I started taking those pills again. It seemed my only choice. It seemed the healthiest option. It was.
And so I got back on the roller coaster. I allowed myself to be reliant on a pill I couldn’t afford, that I wasn’t sure my insurance would cover. I let myself trust my prescriber who assured me she’d keep me on samples until we figured the insurance fiasco out. And when my insurance coverage came back that they’d cover only 50% of the $1000 price tag, I felt stuck. I felt taken. I felt really fucking grateful that I was on those pills and doing about a hundred times better so I could navigate these stupid, choppy, unnecessarily complex and hard as hell waters. So I was at least floating on them, rather than drowning within them.
I’m happy to report that I’ve weathered that storm and somehow my prescription is now $15 per month–thank you to the blessed drug rep who made that happen for me. I’m a lucky one. I have a good government job and good government insurance. I’m a social worker, so system navigation skills run in my blood. I’m white and I’m straight and I’m cisgendered and I’m able-bodied (if not able-minded). I’m middle class, or I used to be before the past year ravaged my family’s financial status. I carry immense privilege in this world and that provides me access and empathy that others may not get. I’m one of the lucky ones. If it’s this hard for the luckiest, what must this system be doing to the uninsured or underinsured? What about black women or trans folk? What about the uneducated or those that carry the dreaded “borderline” diagnosis?

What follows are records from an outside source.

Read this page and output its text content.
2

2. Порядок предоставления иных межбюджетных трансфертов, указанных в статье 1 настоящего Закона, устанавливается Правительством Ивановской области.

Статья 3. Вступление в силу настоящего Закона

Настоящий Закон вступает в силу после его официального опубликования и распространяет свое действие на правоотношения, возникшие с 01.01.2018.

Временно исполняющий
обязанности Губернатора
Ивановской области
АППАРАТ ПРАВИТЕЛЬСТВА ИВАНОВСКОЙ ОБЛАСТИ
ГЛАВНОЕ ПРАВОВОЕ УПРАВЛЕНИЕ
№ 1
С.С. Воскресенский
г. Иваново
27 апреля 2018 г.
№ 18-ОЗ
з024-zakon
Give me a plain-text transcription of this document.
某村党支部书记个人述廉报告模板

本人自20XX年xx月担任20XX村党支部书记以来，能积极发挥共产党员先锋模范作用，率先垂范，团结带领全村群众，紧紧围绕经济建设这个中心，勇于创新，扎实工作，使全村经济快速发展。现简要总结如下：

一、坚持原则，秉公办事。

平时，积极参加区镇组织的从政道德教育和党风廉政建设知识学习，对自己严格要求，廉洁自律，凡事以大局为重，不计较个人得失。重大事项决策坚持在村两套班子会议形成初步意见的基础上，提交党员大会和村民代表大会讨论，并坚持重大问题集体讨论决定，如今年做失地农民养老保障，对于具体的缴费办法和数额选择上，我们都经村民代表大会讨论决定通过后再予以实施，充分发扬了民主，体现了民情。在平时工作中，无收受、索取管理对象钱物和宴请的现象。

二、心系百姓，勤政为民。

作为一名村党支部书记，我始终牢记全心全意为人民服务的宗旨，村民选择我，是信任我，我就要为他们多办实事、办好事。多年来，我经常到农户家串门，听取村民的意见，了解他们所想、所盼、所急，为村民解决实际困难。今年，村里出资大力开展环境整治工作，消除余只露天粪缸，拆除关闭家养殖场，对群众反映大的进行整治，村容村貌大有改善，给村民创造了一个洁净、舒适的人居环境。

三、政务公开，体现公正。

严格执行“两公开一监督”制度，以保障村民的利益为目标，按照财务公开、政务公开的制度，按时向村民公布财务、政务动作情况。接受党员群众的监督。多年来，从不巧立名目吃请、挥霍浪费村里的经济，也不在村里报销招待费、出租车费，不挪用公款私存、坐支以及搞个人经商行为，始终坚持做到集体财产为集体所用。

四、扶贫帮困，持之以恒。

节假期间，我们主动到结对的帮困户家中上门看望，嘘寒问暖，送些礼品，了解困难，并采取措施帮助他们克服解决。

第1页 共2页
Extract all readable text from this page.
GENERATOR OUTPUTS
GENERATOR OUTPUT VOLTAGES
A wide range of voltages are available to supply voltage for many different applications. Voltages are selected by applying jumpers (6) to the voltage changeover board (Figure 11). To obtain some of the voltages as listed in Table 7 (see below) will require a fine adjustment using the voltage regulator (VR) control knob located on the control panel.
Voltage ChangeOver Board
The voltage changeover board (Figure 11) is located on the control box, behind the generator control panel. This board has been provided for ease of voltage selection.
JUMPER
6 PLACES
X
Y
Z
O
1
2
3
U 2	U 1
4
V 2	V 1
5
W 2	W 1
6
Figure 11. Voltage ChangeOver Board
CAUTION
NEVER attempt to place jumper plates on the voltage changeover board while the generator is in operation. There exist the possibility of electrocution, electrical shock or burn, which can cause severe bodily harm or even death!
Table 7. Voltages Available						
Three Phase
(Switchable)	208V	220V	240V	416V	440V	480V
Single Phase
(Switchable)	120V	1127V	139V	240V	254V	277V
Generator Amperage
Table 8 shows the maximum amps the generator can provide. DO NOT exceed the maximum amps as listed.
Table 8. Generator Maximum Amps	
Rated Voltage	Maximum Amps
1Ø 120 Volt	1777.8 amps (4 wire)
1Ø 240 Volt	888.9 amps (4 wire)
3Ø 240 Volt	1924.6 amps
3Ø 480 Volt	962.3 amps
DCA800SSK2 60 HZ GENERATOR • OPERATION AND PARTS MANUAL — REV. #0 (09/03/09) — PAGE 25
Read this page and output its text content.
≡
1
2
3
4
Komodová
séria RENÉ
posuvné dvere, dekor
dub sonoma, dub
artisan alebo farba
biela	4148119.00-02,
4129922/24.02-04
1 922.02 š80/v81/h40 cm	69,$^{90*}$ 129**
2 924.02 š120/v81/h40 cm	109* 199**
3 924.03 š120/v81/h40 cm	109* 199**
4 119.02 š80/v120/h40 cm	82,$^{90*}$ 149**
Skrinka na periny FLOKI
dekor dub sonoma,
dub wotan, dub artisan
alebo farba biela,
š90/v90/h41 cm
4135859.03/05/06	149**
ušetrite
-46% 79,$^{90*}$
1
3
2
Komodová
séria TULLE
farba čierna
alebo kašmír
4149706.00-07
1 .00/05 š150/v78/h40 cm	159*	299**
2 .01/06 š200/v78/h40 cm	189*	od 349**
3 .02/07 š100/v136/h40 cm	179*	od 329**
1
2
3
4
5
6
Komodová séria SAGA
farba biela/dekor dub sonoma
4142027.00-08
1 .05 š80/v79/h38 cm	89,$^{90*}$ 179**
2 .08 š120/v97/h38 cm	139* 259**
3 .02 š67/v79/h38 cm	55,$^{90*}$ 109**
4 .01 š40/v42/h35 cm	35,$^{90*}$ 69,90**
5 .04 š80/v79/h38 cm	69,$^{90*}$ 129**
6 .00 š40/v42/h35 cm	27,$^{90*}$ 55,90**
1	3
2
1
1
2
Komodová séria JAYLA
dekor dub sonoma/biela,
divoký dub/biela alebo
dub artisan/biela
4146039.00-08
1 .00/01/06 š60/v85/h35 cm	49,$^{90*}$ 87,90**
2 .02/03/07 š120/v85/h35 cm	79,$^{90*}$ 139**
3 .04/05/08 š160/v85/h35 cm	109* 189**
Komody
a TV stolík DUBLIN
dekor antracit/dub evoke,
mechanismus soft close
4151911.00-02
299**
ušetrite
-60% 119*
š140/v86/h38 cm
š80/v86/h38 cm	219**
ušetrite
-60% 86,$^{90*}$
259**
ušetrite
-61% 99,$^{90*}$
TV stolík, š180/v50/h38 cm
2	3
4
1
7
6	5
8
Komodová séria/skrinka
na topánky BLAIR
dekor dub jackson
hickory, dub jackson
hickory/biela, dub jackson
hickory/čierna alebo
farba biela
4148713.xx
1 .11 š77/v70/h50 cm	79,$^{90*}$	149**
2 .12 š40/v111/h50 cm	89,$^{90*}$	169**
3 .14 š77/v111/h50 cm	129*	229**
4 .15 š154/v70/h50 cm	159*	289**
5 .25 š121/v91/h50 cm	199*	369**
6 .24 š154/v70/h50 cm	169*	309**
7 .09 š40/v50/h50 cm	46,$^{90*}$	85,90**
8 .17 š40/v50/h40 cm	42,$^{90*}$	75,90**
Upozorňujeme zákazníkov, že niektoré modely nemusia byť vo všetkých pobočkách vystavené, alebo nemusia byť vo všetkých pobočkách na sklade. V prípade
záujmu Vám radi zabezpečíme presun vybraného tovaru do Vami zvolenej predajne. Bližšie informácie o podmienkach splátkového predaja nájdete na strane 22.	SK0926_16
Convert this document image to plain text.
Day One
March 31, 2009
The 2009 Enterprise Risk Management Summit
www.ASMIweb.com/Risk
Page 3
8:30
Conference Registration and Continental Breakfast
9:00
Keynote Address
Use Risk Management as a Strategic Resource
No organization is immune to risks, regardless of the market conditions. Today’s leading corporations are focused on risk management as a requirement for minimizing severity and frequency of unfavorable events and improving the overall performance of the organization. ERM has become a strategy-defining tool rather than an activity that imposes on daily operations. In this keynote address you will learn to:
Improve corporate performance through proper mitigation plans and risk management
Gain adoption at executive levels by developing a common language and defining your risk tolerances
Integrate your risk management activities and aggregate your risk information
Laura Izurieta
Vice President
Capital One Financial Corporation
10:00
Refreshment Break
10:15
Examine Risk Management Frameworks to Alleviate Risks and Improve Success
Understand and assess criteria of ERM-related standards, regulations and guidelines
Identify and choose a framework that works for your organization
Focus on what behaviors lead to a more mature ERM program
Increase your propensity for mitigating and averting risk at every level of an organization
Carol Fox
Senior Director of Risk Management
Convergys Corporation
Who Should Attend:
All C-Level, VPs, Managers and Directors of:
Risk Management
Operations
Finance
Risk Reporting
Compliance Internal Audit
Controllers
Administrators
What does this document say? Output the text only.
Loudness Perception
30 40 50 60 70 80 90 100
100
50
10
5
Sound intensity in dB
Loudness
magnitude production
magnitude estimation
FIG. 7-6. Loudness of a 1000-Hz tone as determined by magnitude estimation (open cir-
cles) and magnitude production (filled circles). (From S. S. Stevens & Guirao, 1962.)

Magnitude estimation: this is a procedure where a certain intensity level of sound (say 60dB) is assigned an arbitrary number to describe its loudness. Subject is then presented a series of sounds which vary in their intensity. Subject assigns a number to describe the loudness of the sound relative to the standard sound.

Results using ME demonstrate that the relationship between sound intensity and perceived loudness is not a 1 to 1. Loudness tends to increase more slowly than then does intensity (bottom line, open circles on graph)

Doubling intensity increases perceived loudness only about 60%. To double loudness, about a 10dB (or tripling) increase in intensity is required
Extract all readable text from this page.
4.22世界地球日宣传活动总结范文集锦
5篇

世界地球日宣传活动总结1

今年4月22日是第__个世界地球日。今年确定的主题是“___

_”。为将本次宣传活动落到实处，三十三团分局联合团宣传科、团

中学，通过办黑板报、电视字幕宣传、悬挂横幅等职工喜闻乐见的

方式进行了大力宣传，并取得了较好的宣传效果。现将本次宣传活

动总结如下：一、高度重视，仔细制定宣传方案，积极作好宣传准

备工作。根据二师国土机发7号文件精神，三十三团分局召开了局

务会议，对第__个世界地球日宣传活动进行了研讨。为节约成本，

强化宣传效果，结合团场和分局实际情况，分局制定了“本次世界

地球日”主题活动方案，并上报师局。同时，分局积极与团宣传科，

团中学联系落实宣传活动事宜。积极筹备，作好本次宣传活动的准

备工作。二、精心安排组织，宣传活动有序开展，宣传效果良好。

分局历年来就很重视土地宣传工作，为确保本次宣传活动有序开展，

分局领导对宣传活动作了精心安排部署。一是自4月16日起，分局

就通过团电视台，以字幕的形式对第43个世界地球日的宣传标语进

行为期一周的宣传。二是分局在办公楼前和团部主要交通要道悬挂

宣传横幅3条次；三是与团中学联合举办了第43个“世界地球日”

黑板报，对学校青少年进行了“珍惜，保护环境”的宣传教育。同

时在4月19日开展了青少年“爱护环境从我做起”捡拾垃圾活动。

There’s so much to discriminate against, so many reasons to blame the patient. Especially when we go off our meds (against medical advice). Especially when we exercise our right to choice in this life. Especially when that “choice” only further confirms our diagnosis. Especially when you can’t see, or imagine, the reality of all we are dealing with. Especially when we can’t explain. When the words stall and the transparency stops and the secrets seep into the relationship.
You think you can’t trust us.
But trust this: we are doing out best.
This shit is hard. It hurts and it confuses and it alienates and it scars. When life hurts, hard choices become necessary. Meds or no meds is a constant battle, with no clear winner. Just a daily toss-up of often shitty outcomes to choose from. And please remember, I’m one of the lucky ones.